Table 11.2 Solution ϕ ₂ using the finite Hankel (FHT) and the infinite Hankel Transform (IHT) for parameter set 1

11.5 Conclusion

In the reported discussion, we presented and compared two integral methods to solve the stationary problem of two energy group neutron diffusion in cylinder geometry. Both methods, the finite and the infinite Hankel transform, generated comparable and acceptable results for the considered problems (parameter sets 1 to 4). While the finite Hankel transform seems to be the more natural tool to derive the solution due to the finite domain in consideration, the infinite sum of the analytical solution imposes the problem to determine truncation such that the approximate solution represents the exact solution to a prescribed accuracy. This task does not appear when the infinite Hankel transform is used, where it is the computation of the integrals that represents the challenge, and however numerical schemes for well-behaved integrands are usually no issue. All implemented simulations showed that both methods provide solutions with acceptable quality, but that the infinite integral transform is the simpler method especially due to the necessity to have a sufficiently large number N of terms in the series of the solution by the finite Hankel transform.

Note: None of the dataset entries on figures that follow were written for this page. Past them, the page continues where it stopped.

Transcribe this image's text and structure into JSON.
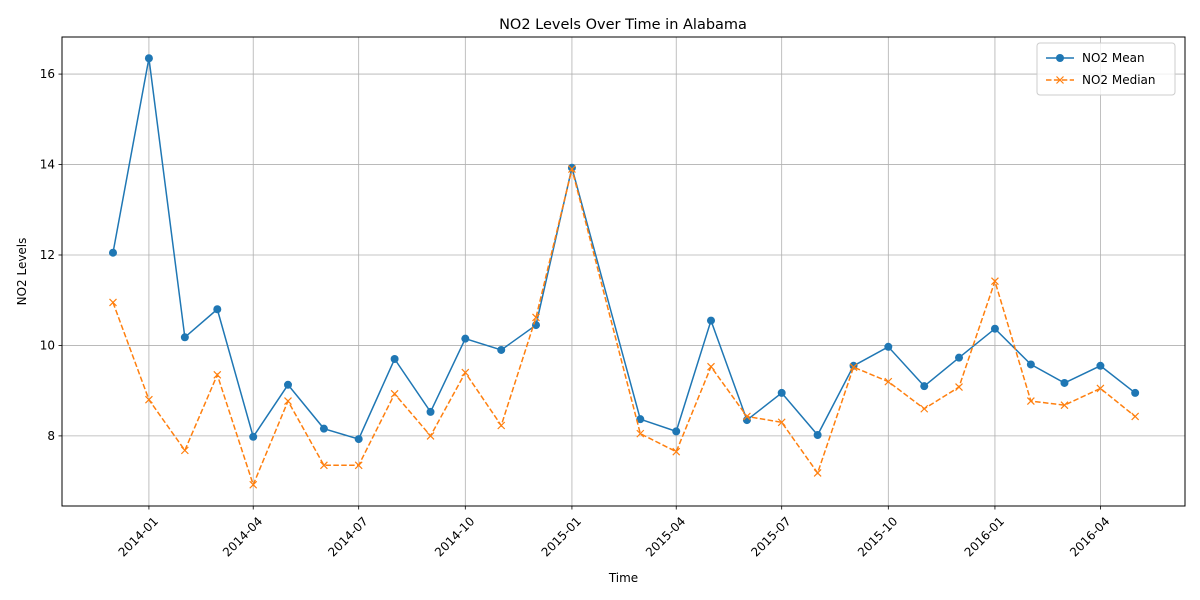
{
  "chart_data": {
    "type": "line",
    "title": "NO2 Levels Over Time in Alabama",
    "xlabel": "Time",
    "ylabel": "NO2 Levels",
    "x": [
      "2013-12",
      "2014-01",
      "2014-02",
      "2014-03",
      "2014-04",
      "2014-05",
      "2014-06",
      "2014-07",
      "2014-08",
      "2014-09",
      "2014-10",
      "2014-11",
      "2014-12",
      "2015-01",
      "2015-03",
      "2015-04",
      "2015-05",
      "2015-06",
      "2015-07",
      "2015-08",
      "2015-09",
      "2015-10",
      "2015-11",
      "2015-12",
      "2016-01",
      "2016-02",
      "2016-03",
      "2016-04",
      "2016-05"
    ],
    "x_ticks": [
      "2014-01",
      "2014-04",
      "2014-07",
      "2014-10",
      "2015-01",
      "2015-04",
      "2015-07",
      "2015-10",
      "2016-01",
      "2016-04"
    ],
    "y_ticks": [
      8,
      10,
      12,
      14,
      16
    ],
    "xlim": [
      "2013-10-18",
      "2016-06-13"
    ],
    "ylim": [
      6.45,
      16.82
    ],
    "grid": true,
    "legend_position": "top-right",
    "series": [
      {
        "name": "NO2 Mean",
        "color": "#1f77b4",
        "line_style": "solid",
        "marker": "circle",
        "values": [
          12.05,
          16.35,
          10.18,
          10.8,
          7.98,
          9.13,
          8.16,
          7.93,
          9.7,
          8.53,
          10.15,
          9.9,
          10.45,
          13.93,
          8.37,
          8.1,
          10.55,
          8.35,
          8.95,
          8.02,
          9.55,
          9.97,
          9.1,
          9.73,
          10.37,
          9.58,
          9.17,
          9.55,
          8.95
        ]
      },
      {
        "name": "NO2 Median",
        "color": "#ff7f0e",
        "line_style": "dashed",
        "marker": "x",
        "values": [
          10.95,
          8.8,
          7.68,
          9.35,
          6.92,
          8.77,
          7.35,
          7.35,
          8.93,
          8.0,
          9.4,
          8.23,
          10.62,
          13.9,
          8.05,
          7.65,
          9.53,
          8.43,
          8.3,
          7.18,
          9.52,
          9.2,
          8.6,
          9.08,
          11.42,
          8.77,
          8.68,
          9.05,
          8.43
        ]
      }
    ]
  }
}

From the computational point of view, the source code for the implementation was written in Python 3.8 for both integral transforms and ran on a simple home computer, Intel(R) Core(TM) i3-4150 CPU @ 3.50 GHz (64-bit operating system) with Microsoft Windows 10 operational system. For the solution by the infinite Hankel transform the CPU, time amounted to a few seconds, while the finite Hankel transform provided also a solution in a small but larger computational time, however with increasing tendency for increasing N. Our findings allow to conject that the solution by the infinite Hankel transform in principle opens pathways to increase the problem setup, such as to include more energy groups and allow for heterogeneous domains, which designs these new cases closer to the ones of real reactor cores.